BBC correspondent Rupert Wingfield-Hayes and his team have been expelled from North Korea for covering distorted facts and “speaking ill” of the system.

Wingfield-Hayes and producer Maria Byrne and cameraman Matthew Goddard were kicked out from Pyongyang on Monday, the broadcaster and a North Korean official said.

North Korea’s National Peace Committee Secretary General O Ryong-il said at a press conference on Monday that the BBC reporter had been expelled for “attacking the DPRK system and non-objective reporting.”

Wingfield-Hayes’s coverage of distorted facts and “spoke ill of the system and the leadership of the country,” he also said.

The North Korean official noted that Wingfield-Hayes was expelled after writing an apology and would not be readmitted into the North.

The three were about to leave North Korea on Friday, but were stopped at the airport and taken into detention.

Wingfield-Hayes “was taken to a hotel and interrogated by the security bureau here in Pyongyang before being made to sign a statement and then released” on Saturday morning, said John Sudworth, another BBC correspondent in Pyongyang.

They remained in Pyongyang until Monday, when they flew to Beijing.

According to the BBC, the team was in North Korea to accompany a delegation of Nobel prize laureates on a research trip to the country.

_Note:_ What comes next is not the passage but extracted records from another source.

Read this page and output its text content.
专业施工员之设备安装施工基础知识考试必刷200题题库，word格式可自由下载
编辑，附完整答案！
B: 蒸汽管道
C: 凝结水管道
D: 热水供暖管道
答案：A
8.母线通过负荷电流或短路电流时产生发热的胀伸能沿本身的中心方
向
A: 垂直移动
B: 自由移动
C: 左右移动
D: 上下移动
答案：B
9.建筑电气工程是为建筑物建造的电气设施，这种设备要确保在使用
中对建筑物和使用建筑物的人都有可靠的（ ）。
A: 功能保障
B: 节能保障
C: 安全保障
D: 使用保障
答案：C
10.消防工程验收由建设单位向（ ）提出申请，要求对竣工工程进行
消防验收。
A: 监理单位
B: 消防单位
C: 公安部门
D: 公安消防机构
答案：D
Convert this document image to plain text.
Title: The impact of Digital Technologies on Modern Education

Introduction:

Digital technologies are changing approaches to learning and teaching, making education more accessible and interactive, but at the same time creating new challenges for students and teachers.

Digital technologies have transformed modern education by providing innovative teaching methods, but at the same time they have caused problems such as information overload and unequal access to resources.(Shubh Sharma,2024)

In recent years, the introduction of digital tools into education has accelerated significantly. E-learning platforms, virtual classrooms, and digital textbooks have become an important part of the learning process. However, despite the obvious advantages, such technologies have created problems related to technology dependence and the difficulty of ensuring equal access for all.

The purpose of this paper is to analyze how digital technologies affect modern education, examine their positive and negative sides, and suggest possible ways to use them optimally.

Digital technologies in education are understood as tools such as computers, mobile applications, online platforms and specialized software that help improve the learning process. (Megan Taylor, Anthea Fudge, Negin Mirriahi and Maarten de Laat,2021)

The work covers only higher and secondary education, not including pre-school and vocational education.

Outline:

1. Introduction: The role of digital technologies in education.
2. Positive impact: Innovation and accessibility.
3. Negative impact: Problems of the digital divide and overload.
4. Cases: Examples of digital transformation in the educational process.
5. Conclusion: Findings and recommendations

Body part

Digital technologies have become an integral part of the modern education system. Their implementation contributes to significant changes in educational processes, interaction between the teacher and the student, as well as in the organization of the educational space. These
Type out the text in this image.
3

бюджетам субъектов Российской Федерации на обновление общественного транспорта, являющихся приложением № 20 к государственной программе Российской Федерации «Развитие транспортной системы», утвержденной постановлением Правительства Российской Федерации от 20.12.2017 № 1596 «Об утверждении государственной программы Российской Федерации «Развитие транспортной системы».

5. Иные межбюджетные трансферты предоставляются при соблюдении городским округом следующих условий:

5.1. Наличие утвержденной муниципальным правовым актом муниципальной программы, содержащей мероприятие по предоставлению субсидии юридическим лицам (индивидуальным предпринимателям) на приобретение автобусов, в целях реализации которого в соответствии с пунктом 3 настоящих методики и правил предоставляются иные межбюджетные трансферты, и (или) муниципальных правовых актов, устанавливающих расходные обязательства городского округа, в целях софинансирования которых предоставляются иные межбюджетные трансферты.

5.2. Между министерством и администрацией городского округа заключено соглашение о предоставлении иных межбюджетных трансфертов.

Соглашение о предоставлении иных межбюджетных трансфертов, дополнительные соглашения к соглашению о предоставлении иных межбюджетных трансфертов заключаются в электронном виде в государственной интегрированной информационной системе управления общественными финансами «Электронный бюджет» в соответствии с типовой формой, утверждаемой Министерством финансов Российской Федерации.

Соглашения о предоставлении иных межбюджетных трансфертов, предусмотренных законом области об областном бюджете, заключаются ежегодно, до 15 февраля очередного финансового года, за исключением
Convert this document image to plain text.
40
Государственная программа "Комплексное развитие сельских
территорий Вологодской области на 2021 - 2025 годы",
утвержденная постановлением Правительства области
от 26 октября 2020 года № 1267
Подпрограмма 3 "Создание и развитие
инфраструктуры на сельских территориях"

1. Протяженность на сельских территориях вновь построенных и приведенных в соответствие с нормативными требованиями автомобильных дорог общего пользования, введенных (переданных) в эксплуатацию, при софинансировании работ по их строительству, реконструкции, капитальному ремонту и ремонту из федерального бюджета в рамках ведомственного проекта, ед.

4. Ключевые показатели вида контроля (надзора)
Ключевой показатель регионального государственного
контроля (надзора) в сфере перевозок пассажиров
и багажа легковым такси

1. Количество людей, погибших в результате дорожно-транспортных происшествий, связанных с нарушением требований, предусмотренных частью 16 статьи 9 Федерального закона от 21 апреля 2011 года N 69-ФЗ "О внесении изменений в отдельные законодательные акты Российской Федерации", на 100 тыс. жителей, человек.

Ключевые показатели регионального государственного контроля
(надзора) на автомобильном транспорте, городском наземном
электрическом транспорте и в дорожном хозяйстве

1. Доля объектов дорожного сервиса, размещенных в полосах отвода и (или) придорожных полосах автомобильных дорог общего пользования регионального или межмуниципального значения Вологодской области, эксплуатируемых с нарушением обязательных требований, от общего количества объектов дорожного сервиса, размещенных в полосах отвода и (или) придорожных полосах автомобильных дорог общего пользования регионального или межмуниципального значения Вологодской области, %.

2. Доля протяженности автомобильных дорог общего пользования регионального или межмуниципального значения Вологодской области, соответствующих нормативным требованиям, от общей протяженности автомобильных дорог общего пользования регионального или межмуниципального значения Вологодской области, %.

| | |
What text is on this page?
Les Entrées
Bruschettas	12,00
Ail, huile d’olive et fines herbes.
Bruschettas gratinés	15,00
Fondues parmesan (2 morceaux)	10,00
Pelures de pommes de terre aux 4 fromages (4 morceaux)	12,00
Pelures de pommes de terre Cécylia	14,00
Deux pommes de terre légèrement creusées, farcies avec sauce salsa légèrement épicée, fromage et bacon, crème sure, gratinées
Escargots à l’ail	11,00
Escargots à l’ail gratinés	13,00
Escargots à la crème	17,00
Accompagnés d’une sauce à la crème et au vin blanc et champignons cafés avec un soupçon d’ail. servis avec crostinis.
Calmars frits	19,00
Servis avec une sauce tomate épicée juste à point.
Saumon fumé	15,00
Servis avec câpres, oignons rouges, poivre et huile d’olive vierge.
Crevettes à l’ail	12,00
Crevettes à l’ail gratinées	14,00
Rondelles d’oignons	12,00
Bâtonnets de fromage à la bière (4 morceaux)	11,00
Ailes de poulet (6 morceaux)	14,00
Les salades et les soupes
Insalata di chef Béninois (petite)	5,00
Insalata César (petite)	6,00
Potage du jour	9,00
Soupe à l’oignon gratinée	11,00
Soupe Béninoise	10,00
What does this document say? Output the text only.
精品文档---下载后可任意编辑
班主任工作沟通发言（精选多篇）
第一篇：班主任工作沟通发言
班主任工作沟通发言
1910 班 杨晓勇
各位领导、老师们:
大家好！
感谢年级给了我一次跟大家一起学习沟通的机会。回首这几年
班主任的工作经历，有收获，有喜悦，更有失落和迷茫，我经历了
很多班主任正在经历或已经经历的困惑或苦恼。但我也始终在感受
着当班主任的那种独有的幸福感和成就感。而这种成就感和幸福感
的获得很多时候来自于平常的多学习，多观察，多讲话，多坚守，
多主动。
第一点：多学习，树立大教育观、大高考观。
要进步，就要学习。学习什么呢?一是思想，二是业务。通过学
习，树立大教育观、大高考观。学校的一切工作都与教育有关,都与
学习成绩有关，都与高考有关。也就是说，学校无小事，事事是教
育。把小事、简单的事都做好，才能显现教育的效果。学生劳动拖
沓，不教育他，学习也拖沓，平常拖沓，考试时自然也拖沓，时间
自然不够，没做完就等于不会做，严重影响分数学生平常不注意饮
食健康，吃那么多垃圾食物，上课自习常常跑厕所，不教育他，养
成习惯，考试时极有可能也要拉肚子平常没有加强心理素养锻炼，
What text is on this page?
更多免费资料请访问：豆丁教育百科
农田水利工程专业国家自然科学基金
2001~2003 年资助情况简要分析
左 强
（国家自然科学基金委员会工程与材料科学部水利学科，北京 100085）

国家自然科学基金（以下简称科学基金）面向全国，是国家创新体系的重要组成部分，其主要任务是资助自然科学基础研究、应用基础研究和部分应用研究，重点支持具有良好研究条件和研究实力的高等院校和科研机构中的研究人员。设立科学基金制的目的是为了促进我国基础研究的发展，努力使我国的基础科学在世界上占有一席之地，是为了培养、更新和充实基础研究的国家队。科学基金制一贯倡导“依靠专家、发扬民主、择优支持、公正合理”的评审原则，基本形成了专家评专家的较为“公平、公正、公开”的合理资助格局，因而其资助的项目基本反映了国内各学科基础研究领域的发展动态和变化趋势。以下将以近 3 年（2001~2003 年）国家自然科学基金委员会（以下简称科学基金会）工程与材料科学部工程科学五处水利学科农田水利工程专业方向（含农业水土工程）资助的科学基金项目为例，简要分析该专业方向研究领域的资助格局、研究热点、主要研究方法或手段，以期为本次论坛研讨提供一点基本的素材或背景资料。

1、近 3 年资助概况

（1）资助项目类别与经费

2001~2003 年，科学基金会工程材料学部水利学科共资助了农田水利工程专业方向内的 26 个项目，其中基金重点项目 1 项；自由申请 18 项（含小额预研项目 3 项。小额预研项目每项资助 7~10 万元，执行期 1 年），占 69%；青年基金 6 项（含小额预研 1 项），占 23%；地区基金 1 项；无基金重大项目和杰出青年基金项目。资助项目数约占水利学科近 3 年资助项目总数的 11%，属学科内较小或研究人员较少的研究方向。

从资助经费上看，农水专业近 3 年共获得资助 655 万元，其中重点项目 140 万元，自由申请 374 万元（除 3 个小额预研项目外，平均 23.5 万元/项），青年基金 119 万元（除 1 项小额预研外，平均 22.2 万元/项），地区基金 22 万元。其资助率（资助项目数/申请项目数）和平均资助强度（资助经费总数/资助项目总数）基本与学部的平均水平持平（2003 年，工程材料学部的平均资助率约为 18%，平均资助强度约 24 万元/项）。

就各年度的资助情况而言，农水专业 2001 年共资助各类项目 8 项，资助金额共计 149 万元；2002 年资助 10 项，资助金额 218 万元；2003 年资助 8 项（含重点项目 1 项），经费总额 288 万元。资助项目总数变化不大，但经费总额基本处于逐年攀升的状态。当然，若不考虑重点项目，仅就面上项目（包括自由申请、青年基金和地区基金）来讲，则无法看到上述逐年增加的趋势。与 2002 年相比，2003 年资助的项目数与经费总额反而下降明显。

The team visited a child hospital in Pyongyang. Wingfield-Hayes said in a report aired last week that patients looked well and there was no “real doctor” there and that “everything we see looks like a set-up.”

The correspondent said of North Korean leader Kim Jong-un in another report, “What exactly he’s done to deserve the title marshal is hard to say. On state TV the young ruler seems to spend a lot of time sitting in a large chair watching artillery firing at mountainsides.”